The fields that I am most interested in, for using machine learning and data science techniques on large datasets, are transportation, health, social networks and cryptocurrencies. Currently, at the same time that I finish my Master's in Data Science, I work as an intern in the MyDrive team at TomTom Amsterdam and I also work independently as a Professional Fitness Coach, helping people to improve their body composition, health, fitness performance and long term habits.
Other interests of mine are GNU/Linux administration, physics, athletic performance optimization, human nutrition and traveling. If you want to see the rest of my interests and skills, please check out my profile on LinkedIn.
Data Science Projects
These are some of my last data science projects. To access the full content, click on the images.
Google Trends Modeling: Predicting depression
- Extracted the search volume of depression related keywords from Google Trends
- Found the best model, using official surveys as ground truth, that predicts with R^2 = 0.74 the percentage of people with depression in each state of the USA
Data Science challenge: Decision making
- Calculated the maximum price that the company is willing to pay to move into a new technology to make it profitable
- Carried out a data exploration, statistical analysis and created a model with random fores
Brain Oscillations and Network Activity
- Performed a spectral analysis on the time series of the electroencephalography signals of the brain of a patient under different conditions and found significant differences in the spectrums in the occipital lobe
- Created a network representation of the brain and discovered which regions interact with each other forming communities and their topology
Social and Temporal Text Analysis of the Italian Referendum
- Used 76GB of Twitter data to detect the most influential users during the previous days of the Italian referendum of 2016
- Performed a temporal analysis using SAX and clustering methods to find the most relevant words that classify the users based on their ideology
- Our results show a polarization of the network where the No supporters of the referendum have a bigger weight. This is in line with the results of the referendum.
Bayesian Inference: Predicting bodyweight changes
- Performed bayesian inference with 2 years of one of my clients' personal data, and showed the dependency of the bodyweight changes with the physical activity, metabolic rate and energy intake
- Predicted with 80% confidence that a given diet will lead to weight loss
Recommender systems for books on big datasets
This software gives book recommendations based on a data set of ratings 1.200.000 ratings from 279.000 users on 271.000 books. The algorithms used are collaborative filtering, item based, user based and association rules.

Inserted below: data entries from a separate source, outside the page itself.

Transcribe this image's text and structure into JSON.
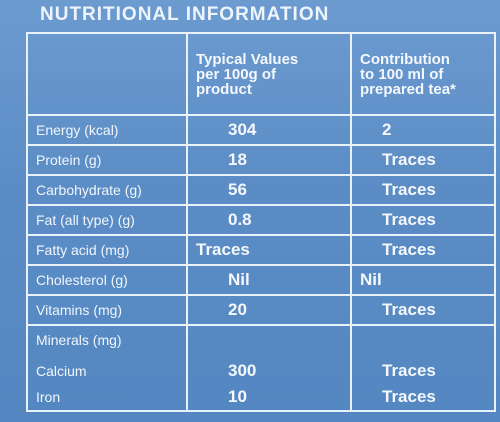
{
  "title": "NUTRITIONAL INFORMATION",
  "headers": {
    "col1_line1": "Typical Values",
    "col1_line2": "per 100g of",
    "col1_line3": "product",
    "col2_line1": "Contribution",
    "col2_line2": "to 100 ml of",
    "col2_line3": "prepared tea*"
  },
  "rows": [
    {
      "name": "Energy (kcal)",
      "per100g": "304",
      "tea": "2"
    },
    {
      "name": "Protein (g)",
      "per100g": "18",
      "tea": "Traces"
    },
    {
      "name": "Carbohydrate (g)",
      "per100g": "56",
      "tea": "Traces"
    },
    {
      "name": "Fat (all type) (g)",
      "per100g": "0.8",
      "tea": "Traces"
    },
    {
      "name": "Fatty acid (mg)",
      "per100g": "Traces",
      "tea": "Traces"
    },
    {
      "name": "Cholesterol (g)",
      "per100g": "Nil",
      "tea": "Nil"
    },
    {
      "name": "Vitamins (mg)",
      "per100g": "20",
      "tea": "Traces"
    }
  ],
  "minerals": {
    "label": "Minerals (mg)",
    "items": [
      {
        "name": "Calcium",
        "per100g": "300",
        "tea": "Traces"
      },
      {
        "name": "Iron",
        "per100g": "10",
        "tea": "Traces"
      }
    ]
  }
}
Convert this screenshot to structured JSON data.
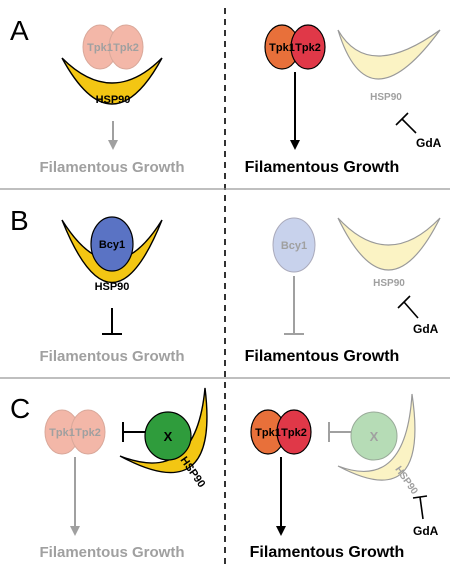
{
  "colors": {
    "hsp90": "#f3c613",
    "hsp90_faded": "#fbf3c4",
    "tpk1": "#e8703a",
    "tpk2": "#e03848",
    "tpk_faded": "#f3b7a8",
    "bcy1": "#5a73c4",
    "bcy1_faded": "#c8d2ec",
    "x_protein": "#2f9c3c",
    "x_faded": "#b6dcb6",
    "text_active": "#000000",
    "text_faded": "#a0a0a0",
    "divider": "#999999"
  },
  "panels": [
    {
      "letter": "A",
      "left": {
        "tpk1": "Tpk1",
        "tpk2": "Tpk2",
        "hsp90": "HSP90",
        "outcome": "Filamentous Growth"
      },
      "right": {
        "tpk1": "Tpk1",
        "tpk2": "Tpk2",
        "hsp90": "HSP90",
        "inhibitor": "GdA",
        "outcome": "Filamentous Growth"
      }
    },
    {
      "letter": "B",
      "left": {
        "bcy1": "Bcy1",
        "hsp90": "HSP90",
        "outcome": "Filamentous Growth"
      },
      "right": {
        "bcy1": "Bcy1",
        "hsp90": "HSP90",
        "inhibitor": "GdA",
        "outcome": "Filamentous Growth"
      }
    },
    {
      "letter": "C",
      "left": {
        "tpk1": "Tpk1",
        "tpk2": "Tpk2",
        "x": "X",
        "hsp90": "HSP90",
        "outcome": "Filamentous Growth"
      },
      "right": {
        "tpk1": "Tpk1",
        "tpk2": "Tpk2",
        "x": "X",
        "hsp90": "HSP90",
        "inhibitor": "GdA",
        "outcome": "Filamentous Growth"
      }
    }
  ]
}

House Prices: Advanced Regression Techniques
- Modeled the houses' prices with an accuracy of 89%
- Used XGBoosting with a careful data preprocessing and feature engineering
Epidemic spreading in Social Networks
- Simulated and studied the spread of a disease on a social network following the standard SIR model
- Minimized the time and harm of the pandemia while using a limited number of vaccines by predicting and immunizing the most important nodes of the network
Flights Scraper: a dynamic web scraper to get the best flight deals
Suppose you want to fly somewhere anytime in May, and come back anytime in July. There are about 900 possible day combinations for your trip, too many to track them manually. Because of that, I did this software which scrapes the dynamic web of the popular travel agent Kayak, and finds all the flights that satisfy your dates, along with all relevant information.
Book clustering by language using Jaccard similarity
Using the Jaccard similarity on the words of the books, this software lets you find the the books that are written in the same language and cluster them together.